Le volet « justice » regroupe plusieurs innovations. L'examen d'avocat est rationalisé : à l'avenir, il n'y aura plus qu'une seule session d'examen par an et, au lieu de trois, seulement deux épreuves écrites, complétées par un examen oral. Afin d’éviter les pénuries de personnel et les retards dans les tribunaux, les juges de fond pourront rester en fonction plus longtemps, jusqu’à fin 2026. De plus, des millions d’euros, étalés sur plusieurs années, seront consacrés à la numérisation de l’administration judiciaire et à la création de chambres spécialisées dans les affaires d’immigration.
Des règles plus strictes pour les procédures d'asile
Le deuxième volet met en œuvre certaines dispositions du pacte européen sur les migrations et l'asile. À l'avenir, les personnes en quête de protection devront indiquer un lieu de résidence ou un domicile lors de leur enregistrement. Le délai à partir duquel les demandeurs ne sont pas autorisés à travailler pendant la durée de la procédure est prolongé de 60 à 90 jours. Les procédures accélérées aux frontières deviennent obligatoires et doivent être menées à bien dans un délai maximal fixé.

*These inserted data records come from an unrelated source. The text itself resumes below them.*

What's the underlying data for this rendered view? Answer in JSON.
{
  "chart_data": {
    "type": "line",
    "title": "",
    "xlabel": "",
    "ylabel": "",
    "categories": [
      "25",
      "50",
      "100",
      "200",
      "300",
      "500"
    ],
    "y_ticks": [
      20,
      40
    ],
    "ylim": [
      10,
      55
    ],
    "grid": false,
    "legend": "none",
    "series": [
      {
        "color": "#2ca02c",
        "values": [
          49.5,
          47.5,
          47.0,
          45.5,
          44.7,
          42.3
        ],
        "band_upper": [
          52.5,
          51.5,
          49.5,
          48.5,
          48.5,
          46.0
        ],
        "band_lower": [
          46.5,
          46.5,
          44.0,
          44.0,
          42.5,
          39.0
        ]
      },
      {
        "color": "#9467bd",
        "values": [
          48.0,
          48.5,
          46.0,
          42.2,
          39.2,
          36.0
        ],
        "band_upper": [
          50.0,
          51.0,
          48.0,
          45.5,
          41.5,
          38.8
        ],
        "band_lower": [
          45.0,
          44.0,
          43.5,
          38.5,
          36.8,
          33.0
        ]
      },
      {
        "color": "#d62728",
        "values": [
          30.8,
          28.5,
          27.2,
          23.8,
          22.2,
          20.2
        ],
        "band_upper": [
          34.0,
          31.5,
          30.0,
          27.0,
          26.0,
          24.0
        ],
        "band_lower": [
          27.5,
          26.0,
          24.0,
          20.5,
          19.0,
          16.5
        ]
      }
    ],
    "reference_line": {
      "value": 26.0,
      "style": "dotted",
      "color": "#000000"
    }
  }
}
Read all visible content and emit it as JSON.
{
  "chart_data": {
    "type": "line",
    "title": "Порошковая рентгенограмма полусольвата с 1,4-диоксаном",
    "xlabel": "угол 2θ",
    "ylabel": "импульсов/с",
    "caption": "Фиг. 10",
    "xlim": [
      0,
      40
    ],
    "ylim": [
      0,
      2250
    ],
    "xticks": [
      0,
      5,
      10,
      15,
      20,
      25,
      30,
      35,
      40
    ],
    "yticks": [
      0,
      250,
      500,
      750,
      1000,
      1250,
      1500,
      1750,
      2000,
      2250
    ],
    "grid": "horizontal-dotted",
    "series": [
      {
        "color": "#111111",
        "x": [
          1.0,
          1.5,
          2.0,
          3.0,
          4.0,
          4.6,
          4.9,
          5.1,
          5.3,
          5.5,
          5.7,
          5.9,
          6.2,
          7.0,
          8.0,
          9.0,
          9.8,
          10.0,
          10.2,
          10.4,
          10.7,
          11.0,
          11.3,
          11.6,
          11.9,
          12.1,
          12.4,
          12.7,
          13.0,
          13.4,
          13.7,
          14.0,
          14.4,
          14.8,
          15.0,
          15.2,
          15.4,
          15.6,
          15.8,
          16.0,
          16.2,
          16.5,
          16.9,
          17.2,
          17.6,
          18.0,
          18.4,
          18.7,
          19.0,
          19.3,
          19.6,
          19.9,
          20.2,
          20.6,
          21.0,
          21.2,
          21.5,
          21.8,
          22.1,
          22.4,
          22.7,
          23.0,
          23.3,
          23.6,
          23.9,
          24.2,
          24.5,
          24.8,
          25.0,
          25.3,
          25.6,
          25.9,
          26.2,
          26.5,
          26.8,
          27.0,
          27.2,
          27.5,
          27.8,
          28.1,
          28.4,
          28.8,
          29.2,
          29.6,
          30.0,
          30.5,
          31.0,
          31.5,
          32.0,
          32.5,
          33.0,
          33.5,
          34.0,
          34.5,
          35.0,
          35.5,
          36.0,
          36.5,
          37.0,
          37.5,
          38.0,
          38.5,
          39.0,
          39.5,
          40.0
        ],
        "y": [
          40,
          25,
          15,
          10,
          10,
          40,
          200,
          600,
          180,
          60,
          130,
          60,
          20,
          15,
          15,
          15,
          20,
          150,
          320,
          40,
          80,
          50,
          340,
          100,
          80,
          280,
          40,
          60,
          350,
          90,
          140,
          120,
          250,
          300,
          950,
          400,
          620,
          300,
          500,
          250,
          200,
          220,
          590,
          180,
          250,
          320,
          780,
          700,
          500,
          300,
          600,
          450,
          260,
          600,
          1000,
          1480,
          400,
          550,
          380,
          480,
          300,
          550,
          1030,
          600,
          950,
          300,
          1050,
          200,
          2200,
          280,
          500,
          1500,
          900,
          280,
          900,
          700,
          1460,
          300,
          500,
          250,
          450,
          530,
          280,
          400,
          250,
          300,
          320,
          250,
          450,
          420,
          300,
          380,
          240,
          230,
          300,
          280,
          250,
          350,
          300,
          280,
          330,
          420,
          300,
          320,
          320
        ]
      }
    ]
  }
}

Parallèlement, la loi prévoit une restriction explicite : nul ne peut être placé en détention au seul motif de sa nationalité. Parallèlement, les structures d'accueil et de retour sont renforcées, y compris dans les zones frontalières. L'opposition a critiqué le recours renouvelé au vote de confiance, y voyant une atteinte au débat parlementaire, tandis que la majorité a souligné l'urgence des mesures.